Les analystes décrivent les sorties verbales du fils comme autant de « tests » des limites de l’acceptable par le père. Jusqu’à présent, aucune « ligne rouge » n’a été franchie, estime Moncef Djaziri, d’autant que la montée en puissance de « Saïf » donne du crédit au projet de succession dynastique du « Guide » libyen tout en répondant aux aspirations au changement de la population. « En jouant la carte de l’ouverture, il crée un espace de débat politique dont il espère que certains lui seront redevables à moyen terne », analyse Roland Marchal, du Centre d’études et de recherches internationales de Sciences Po, à Paris.

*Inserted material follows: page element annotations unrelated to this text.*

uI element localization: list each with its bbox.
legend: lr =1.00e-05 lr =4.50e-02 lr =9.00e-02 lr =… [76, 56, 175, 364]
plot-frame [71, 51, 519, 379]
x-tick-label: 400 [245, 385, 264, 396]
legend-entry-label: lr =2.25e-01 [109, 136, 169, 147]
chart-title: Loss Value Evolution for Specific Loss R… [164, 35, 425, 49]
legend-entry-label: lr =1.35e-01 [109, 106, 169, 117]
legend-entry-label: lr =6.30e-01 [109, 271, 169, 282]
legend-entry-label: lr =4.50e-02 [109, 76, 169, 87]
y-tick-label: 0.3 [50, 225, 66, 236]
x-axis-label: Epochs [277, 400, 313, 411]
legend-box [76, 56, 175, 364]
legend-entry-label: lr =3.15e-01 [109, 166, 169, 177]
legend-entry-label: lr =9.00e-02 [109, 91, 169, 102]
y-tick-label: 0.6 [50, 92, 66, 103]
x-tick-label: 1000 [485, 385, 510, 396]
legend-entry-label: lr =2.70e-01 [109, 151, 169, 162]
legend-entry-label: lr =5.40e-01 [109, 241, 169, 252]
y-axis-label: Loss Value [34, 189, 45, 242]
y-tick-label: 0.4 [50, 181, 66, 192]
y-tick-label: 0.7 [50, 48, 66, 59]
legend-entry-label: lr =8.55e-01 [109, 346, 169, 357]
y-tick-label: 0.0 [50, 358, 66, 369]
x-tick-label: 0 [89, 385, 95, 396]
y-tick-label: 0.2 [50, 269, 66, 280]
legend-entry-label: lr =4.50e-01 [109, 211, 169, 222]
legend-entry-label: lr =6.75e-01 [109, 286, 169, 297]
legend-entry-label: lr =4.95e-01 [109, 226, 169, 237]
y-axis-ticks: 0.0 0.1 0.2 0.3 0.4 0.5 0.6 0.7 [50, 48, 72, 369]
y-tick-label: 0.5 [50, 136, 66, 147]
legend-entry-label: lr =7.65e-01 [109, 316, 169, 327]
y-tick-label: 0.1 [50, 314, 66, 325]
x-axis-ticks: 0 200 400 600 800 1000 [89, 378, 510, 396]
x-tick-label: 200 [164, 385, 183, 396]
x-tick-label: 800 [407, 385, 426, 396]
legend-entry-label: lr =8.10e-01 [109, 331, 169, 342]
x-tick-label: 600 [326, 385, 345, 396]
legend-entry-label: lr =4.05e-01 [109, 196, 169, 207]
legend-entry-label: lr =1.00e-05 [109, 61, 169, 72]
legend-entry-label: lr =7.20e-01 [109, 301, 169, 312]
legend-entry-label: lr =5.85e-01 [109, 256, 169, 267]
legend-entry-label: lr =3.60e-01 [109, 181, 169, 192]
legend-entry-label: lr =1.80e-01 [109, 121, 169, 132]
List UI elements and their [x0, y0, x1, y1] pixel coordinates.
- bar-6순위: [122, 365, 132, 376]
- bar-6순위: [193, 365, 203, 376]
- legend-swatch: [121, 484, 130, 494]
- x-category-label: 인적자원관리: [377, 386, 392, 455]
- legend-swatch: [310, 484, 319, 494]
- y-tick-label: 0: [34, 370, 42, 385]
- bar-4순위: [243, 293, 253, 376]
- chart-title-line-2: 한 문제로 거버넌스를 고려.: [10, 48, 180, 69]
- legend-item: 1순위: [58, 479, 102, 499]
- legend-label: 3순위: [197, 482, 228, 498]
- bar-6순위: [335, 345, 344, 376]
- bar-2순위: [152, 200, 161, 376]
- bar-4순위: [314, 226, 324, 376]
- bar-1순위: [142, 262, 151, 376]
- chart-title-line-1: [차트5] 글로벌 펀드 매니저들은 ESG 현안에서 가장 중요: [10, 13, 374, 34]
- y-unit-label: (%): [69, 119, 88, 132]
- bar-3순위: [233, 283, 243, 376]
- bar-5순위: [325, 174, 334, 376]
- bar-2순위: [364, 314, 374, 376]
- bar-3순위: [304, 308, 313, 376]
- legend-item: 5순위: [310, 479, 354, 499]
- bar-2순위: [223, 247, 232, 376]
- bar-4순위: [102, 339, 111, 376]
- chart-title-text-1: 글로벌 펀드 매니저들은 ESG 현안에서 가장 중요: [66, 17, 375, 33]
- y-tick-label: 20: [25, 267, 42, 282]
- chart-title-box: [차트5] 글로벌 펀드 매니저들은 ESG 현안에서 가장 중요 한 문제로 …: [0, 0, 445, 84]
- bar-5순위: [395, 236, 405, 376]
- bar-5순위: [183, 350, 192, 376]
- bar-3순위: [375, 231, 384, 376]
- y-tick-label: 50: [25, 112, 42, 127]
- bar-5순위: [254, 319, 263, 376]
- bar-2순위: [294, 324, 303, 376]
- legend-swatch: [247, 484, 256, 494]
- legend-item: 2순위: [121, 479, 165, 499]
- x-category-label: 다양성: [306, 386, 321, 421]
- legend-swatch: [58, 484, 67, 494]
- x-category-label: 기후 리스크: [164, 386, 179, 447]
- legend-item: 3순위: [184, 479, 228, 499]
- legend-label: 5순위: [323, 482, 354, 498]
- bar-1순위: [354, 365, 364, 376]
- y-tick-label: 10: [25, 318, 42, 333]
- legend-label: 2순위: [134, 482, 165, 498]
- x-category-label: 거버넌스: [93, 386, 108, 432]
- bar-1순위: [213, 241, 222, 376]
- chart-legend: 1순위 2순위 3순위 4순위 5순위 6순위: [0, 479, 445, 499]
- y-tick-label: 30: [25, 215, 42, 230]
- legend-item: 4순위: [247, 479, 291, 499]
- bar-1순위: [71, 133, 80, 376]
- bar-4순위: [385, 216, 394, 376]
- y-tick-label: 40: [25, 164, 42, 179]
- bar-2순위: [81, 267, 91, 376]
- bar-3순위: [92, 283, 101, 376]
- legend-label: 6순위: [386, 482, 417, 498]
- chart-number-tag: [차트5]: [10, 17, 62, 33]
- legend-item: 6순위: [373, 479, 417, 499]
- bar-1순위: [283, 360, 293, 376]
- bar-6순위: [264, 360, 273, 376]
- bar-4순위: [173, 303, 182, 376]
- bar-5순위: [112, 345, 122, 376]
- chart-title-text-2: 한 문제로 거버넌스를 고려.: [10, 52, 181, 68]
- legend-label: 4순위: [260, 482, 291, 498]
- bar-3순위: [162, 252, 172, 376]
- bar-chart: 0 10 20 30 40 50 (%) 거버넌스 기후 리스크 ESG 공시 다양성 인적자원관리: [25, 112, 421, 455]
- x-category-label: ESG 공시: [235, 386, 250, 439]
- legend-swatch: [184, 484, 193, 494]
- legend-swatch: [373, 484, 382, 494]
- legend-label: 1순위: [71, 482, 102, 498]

En mettant en scène les concessions faites par les Européens, et singulièrement la France, pour obtenir la libération des infirmières, Kadhafi junior flatte aussi le nationalisme libyen. En détaillant dans Le Monde le contrat d’armement négocié entre Tripoli et Paris, au risque d’embarrasser Nicolas Sarkozy, le dauphin présumé prend aussi sans doute une discrète revanche. Dans les années 1990, la France lui avait refusé un visa pour venir étudier à Paris. Il n’a « pas oublié » cet affront qui l’avait amené à choisir l’Autriche et la langue allemande pour poursuivre, à Vienne, son cursus universitaire d' »administration des affaires ».